Winton, I need to disentangle what you said a little.

Consider this newspaper report first -http://www.smh.com.au/national/dental-health-report-for-rural-towns-paints-shocking-picture-20120813-244sw.html

That's an example of a general problem, poor dental services in certain country communities. Now each of those communities in fact has a very high Aboriginal population. That feeds into the Aboriginal health stats on indigenous disadvantage, and so may trigger an indigenous specific policy response. But unless it can be shown that there are specific Aboriginal features different from those facing the broader community that require tailoring, we are not dealing with an Aboriginal specific problem.

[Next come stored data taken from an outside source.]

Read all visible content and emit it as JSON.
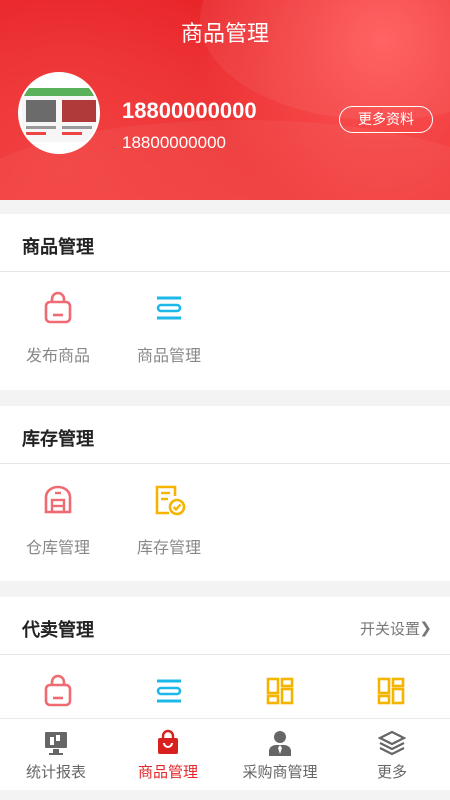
{
  "header": {
    "title": "商品管理",
    "name": "18800000000",
    "phone": "18800000000",
    "more_label": "更多资料"
  },
  "sections": {
    "goods": {
      "title": "商品管理",
      "items": [
        {
          "label": "发布商品",
          "icon": "bag-icon"
        },
        {
          "label": "商品管理",
          "icon": "list-icon"
        }
      ]
    },
    "stock": {
      "title": "库存管理",
      "items": [
        {
          "label": "仓库管理",
          "icon": "warehouse-icon"
        },
        {
          "label": "库存管理",
          "icon": "checklist-icon"
        }
      ]
    },
    "consign": {
      "title": "代卖管理",
      "action": "开关设置",
      "items": [
        {
          "icon": "bag-icon"
        },
        {
          "icon": "list-icon"
        },
        {
          "icon": "grid-icon"
        },
        {
          "icon": "grid-icon"
        }
      ]
    }
  },
  "tabbar": [
    {
      "label": "统计报表",
      "icon": "monitor-icon",
      "active": false
    },
    {
      "label": "商品管理",
      "icon": "shopping-bag-icon",
      "active": true
    },
    {
      "label": "采购商管理",
      "icon": "person-icon",
      "active": false
    },
    {
      "label": "更多",
      "icon": "layers-icon",
      "active": false
    }
  ],
  "colors": {
    "brand_red": "#e8262a",
    "icon_pink": "#ef6a72",
    "icon_blue": "#1cb8e8",
    "icon_yellow": "#f5b400"
  }
}
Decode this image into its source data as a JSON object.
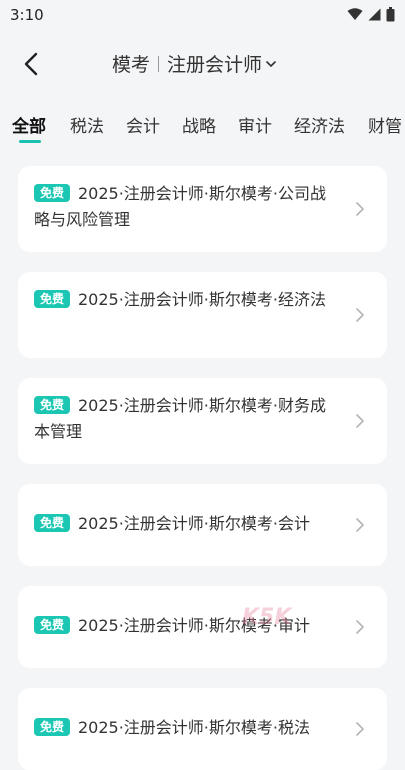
{
  "status": {
    "time": "3:10"
  },
  "header": {
    "mode": "模考",
    "exam": "注册会计师"
  },
  "tabs": [
    {
      "label": "全部",
      "active": true
    },
    {
      "label": "税法"
    },
    {
      "label": "会计"
    },
    {
      "label": "战略"
    },
    {
      "label": "审计"
    },
    {
      "label": "经济法"
    },
    {
      "label": "财管"
    }
  ],
  "badge_label": "免费",
  "exams": [
    {
      "title": "2025·注册会计师·斯尔模考·公司战略与风险管理"
    },
    {
      "title": "2025·注册会计师·斯尔模考·经济法"
    },
    {
      "title": "2025·注册会计师·斯尔模考·财务成本管理"
    },
    {
      "title": "2025·注册会计师·斯尔模考·会计"
    },
    {
      "title": "2025·注册会计师·斯尔模考·审计"
    },
    {
      "title": "2025·注册会计师·斯尔模考·税法"
    }
  ],
  "watermark": "K5K",
  "colors": {
    "accent": "#18c1b0",
    "background": "#f4f5f7"
  }
}
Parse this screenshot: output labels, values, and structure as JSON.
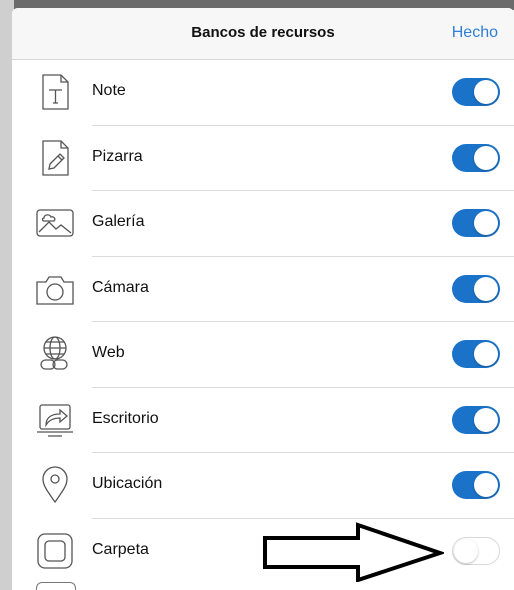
{
  "navbar": {
    "title": "Bancos de recursos",
    "done_label": "Hecho"
  },
  "items": [
    {
      "label": "Note",
      "icon": "text-note-icon",
      "enabled": true
    },
    {
      "label": "Pizarra",
      "icon": "whiteboard-pencil-icon",
      "enabled": true
    },
    {
      "label": "Galería",
      "icon": "gallery-photo-icon",
      "enabled": true
    },
    {
      "label": "Cámara",
      "icon": "camera-icon",
      "enabled": true
    },
    {
      "label": "Web",
      "icon": "globe-link-icon",
      "enabled": true
    },
    {
      "label": "Escritorio",
      "icon": "desktop-share-icon",
      "enabled": true
    },
    {
      "label": "Ubicación",
      "icon": "location-pin-icon",
      "enabled": true
    },
    {
      "label": "Carpeta",
      "icon": "folder-icon",
      "enabled": false
    }
  ],
  "colors": {
    "accent": "#1a73c9",
    "done_link": "#2f7fd6"
  }
}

Now go to the welfare question. Obviously I recognise the links to our previous discussion. Put that aside. If the identified Aboriginal problems in certain communities are a subset of a broader problem, ie not Aboriginal specific, then they should be dealt with in that broader context.

Jim Belshaw said...

Neil, corrected, I hope!

Jim Belshaw said...

kvd, on Neil, smile! On 3, the Aboriginal community however defined is changing all the time. Take the definition of Aboriginality and the way this links to certain policy measures. With the progressive rise of the Aboriginal middle class, with the changing structures within the Aboriginal community, you have to ask whether or not certain measures will or should still be relevant in, say, ten years time. At what point do we say that this is not an Aboriginal issue per se, but an issue faced by a certain community that also happens to be Aboriginal.

Your last point requires a special post in its own right.